ГЛАВА 17

Странно складывались мои отношения с Салли. Где-то этого следовало ожидать. Начать с того, что одиночество свалилось на нее неожиданно. Маленькая и хрупкая, не привыкшая к самостоятельным решениям, она чувствовала себя без мужа затерянной в большом молчаливом доме, оживлявшемся только в мои приезды или редкие наезды тех немногих друзей, какие у отца сохранились. Я говорю – немногих, потому что отец не принадлежал к числу людей, вокруг кого образуется общественная среда. Для этого он был слишком неровен в отношениях: то ненужно чувствителен, то неоправданно заносчив. Даже удачливость в делах, красивый дом и внешнее гостеприимство не помогли отцу завоевать расположение кругов, к каким он с давних пор тянулся. Там к нему относились как к выскочке, настороженно, с плохо скрытым недоброжелательством. Отец это чувствовал, хандрил и со свойственной ему несдержанностью открыто поносил своих мнимых врагов. Он называл их дураками, что было несправедливо, и ничтожествами, что было ближе к истине, хотя самые пороки этих людей, составлявшие их ничтожество, вызывали в нем тайную зависть. Ко всему тому он был упрям и непоследователен: с демократами вел себя как республиканец, в спорах с республиканцами становился демократом. Охотно обличая чужие предрассудки, он великодушно разрешал их себе, причем большие, постепенно развивая в себе какую-то ожесточенную мнительность. Будучи эгоцентриком, отец, однако, не был эгоистом, и по природе своей не чужд был человеколюбия, но этот своеобразный альтруизм при столкновении с людьми и явлениями, которых он не понимал или отказывался понимать, оборачивался скептицизмом, а со временем – мизантропией. Поэтому даже его завидное острословие, не украшенное благодушием, частенько отдавало воркотней.

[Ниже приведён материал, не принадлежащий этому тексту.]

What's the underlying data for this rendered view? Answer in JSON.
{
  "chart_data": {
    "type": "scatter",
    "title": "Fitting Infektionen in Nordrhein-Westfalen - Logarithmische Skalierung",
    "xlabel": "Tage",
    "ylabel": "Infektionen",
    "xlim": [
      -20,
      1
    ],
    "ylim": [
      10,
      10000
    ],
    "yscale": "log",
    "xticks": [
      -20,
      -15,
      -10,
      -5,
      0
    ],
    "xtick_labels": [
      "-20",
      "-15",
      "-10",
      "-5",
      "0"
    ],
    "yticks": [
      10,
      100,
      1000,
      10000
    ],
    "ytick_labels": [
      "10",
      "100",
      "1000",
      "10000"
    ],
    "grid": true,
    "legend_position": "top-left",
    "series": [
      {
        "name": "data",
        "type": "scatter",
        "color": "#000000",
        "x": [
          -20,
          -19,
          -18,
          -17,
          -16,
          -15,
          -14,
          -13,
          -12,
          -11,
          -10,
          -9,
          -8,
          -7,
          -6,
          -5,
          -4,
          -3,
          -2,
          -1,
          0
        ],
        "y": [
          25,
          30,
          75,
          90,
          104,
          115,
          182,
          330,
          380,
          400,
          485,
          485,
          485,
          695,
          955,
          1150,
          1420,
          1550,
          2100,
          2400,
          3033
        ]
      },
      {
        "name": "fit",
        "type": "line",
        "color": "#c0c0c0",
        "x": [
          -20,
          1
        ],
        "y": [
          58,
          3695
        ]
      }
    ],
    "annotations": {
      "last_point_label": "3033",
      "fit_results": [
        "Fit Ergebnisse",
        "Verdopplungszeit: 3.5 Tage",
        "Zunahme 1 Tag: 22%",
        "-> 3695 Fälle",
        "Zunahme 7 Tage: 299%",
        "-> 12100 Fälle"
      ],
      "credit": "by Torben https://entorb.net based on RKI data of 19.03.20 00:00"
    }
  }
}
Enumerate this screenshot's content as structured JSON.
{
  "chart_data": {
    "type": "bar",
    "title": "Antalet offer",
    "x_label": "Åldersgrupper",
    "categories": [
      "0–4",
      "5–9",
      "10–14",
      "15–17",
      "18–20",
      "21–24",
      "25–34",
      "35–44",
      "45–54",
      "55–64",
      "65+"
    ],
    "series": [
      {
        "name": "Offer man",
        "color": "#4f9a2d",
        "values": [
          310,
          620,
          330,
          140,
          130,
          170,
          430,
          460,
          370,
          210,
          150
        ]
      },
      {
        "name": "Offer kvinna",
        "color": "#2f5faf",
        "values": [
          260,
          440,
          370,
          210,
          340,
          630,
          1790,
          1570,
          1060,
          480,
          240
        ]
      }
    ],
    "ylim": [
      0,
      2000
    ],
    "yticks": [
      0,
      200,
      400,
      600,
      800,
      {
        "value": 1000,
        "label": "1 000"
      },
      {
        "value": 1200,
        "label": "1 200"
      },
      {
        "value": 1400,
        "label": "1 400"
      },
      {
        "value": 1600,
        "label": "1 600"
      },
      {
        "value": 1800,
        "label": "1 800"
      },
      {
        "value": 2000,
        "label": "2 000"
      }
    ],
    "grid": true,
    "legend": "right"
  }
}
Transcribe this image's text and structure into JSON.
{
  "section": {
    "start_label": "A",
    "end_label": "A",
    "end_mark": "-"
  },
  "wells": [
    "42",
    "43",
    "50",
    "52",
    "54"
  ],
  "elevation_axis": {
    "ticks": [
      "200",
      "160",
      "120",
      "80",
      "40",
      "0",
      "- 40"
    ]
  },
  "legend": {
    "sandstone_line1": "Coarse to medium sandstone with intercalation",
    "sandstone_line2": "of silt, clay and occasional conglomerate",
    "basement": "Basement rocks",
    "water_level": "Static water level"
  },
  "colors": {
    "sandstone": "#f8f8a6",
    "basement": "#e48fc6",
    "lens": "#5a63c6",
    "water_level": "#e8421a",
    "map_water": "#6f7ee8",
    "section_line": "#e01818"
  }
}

Все это, естественно, не содействовало его популярности, и дом, как я уже заметил, пустовал.

Теперь к этому прибавилось другое. Между мною и Салли установилась непривычная недоговоренность, стеснявшая обоих. По-видимому, слить воедино счастье с несчастьем – такая же непосильная задача, как смешать огонь с водой; из такого эксперимента только и может произойти «пуф!» – облачко пара, наподобие того, что выходит из клокочущего чайника. Как ни жалел я мою маленькую подругу, как ни старался ее утешить, я постоянно ловил себя на том, что выходит это у меня неестественно, с потугами. Иногда, стряхнув ощущение отчужденности, я пытался заговорить с Салли запросто, но на второй фразе спотыкался; меня тут же пугала мысль, что искренность вынудит меня на объяснения, сейчас неуместные. Теперь я окончательно понял, что отношение Салли ко мне всегда оставалось для меня загадкой. Было ли это настоящее чувство или… жалость?…

По-прежнему, дважды в неделю, мы вместе навещали отца в больнице. Он был плох, и, несмотря на заверения врача, во мне укреплялось предчувствие близкой развязки.

И все-таки, когда однажды Салли позвонила мне на службу и срывающимся голосом начала: «Алекс!… Алекс!…» – я хоть и сразу сообразил, в чем дело, но растерялся от неожиданности. Дело в том, что за последние дни в состоянии отца наступило улучшение. Он выглядел бодро, шутил и раз даже съел, правда морщась, тарелку супа и пюре. Салли кормила его с ложки и, довольная, поминутно хвалила, как капризного ребенка, что ему, повидимому, нравилось.

А вчера он впервые принял Кестлера. Не знаю, о чем они толковали – мы с Салли нарочно вышли, – но, вернувшись, я был поражен видом отца. Что-то мягкое и смущенное проступало у него в лице. Кестлер сидел молча, понурившись. Увидев меня, отец улыбнулся и, показывая глазами на гостя, принялся шутить:

– Послушай, что он говорит! По его мнению, не будь либералов, мы ходили бы без штанов.

Кестлер поднял голову и рассмеялся:

– Я этого не сказал, Жорж. Я только заметил…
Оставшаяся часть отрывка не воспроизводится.